Он бродил по трактирам, рынкам, толкался среди народа, чувствуя потребность какой-нибудь надежды и утешения, и в отчаянии хотел крикнуть толпе на всю улицу: «Люди, ради Бога, спасите ее! Как вы можете заниматься делами, смеяться, спешить, есть, когда совершается ужасное дело: чуть ли не на глазах будут душить маленькую, тщедушную, больную, жалкую девушку, которая не в силах будет сопротивляться, сделать движение для борьбы, протестовать. Слышите?.. будут душить… задушат..!»
Он не мог выносить представления об этой безобразной, варварской сцене, когда безответную, слабую, одинокую девушку окружат за толстыми крепостными стенами вооруженные с ног до головы жандармы, солдаты и казаки, генералы, офицеры и чиновники и спокойно повесят ее, как собачонку, и ни у кого не заговорит жалость, простой стыд, человеческое чувство…
— Ничего у них нет, ничего! — стонал он, полный безнадежного отчаяния, и то бежал без оглядки со взглядом безумца, то почти в бессилии останавливался в подворотнях и беззвучно рыдал…
Часы шли; день кончился; спустилась ночь, а Печалин все метался по городу, нестерпимо страдая от сознания своей чудовищной, непростительной вины перед несчастной девушкой.

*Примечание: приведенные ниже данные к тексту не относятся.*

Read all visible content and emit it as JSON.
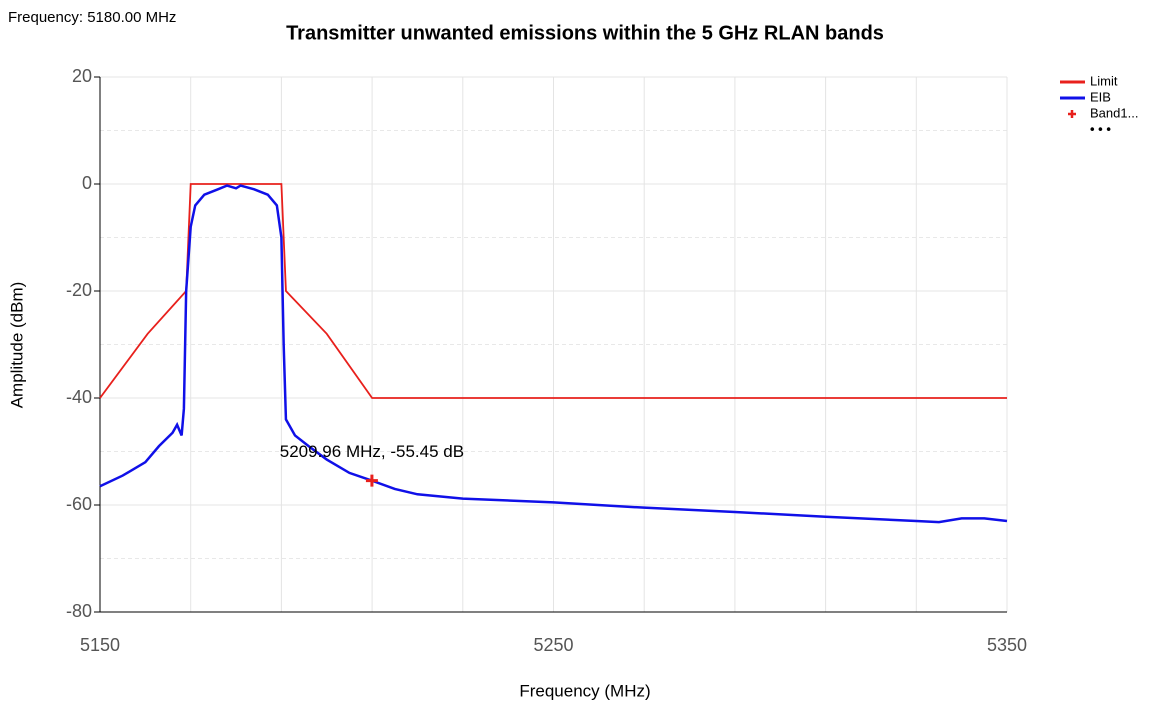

Мучения совести жгли его, раскаяние грызло, он изнемог от душевной пытки.
— Я! я отдал ее на виселицу, я! — стонал он в припадке муки. — Я ее палач!..
Печалин сознавал, что, спасая тогда Леонову, он отнял ее от смерти в высший момент ее душевного подъема, когда она, как солдат в бою, была подготовлена ко всему, когда смерть была не страшна ей, а являлась естественным последствием действий девушки. Его сводила с ума мысль, что если б не его энергия и страстное желание спасти Леонову, она бы тогда спокойно умерла, и палачи не могли бы тешиться над ней. Нравственное потрясение Печалина было ужасно, и он готов был убить себя, потому что он неисчислимо умножил страдания девушки, что своими стараниями он подготовил ее к утонченной казни, на сверхъестественный, непосильный ужас…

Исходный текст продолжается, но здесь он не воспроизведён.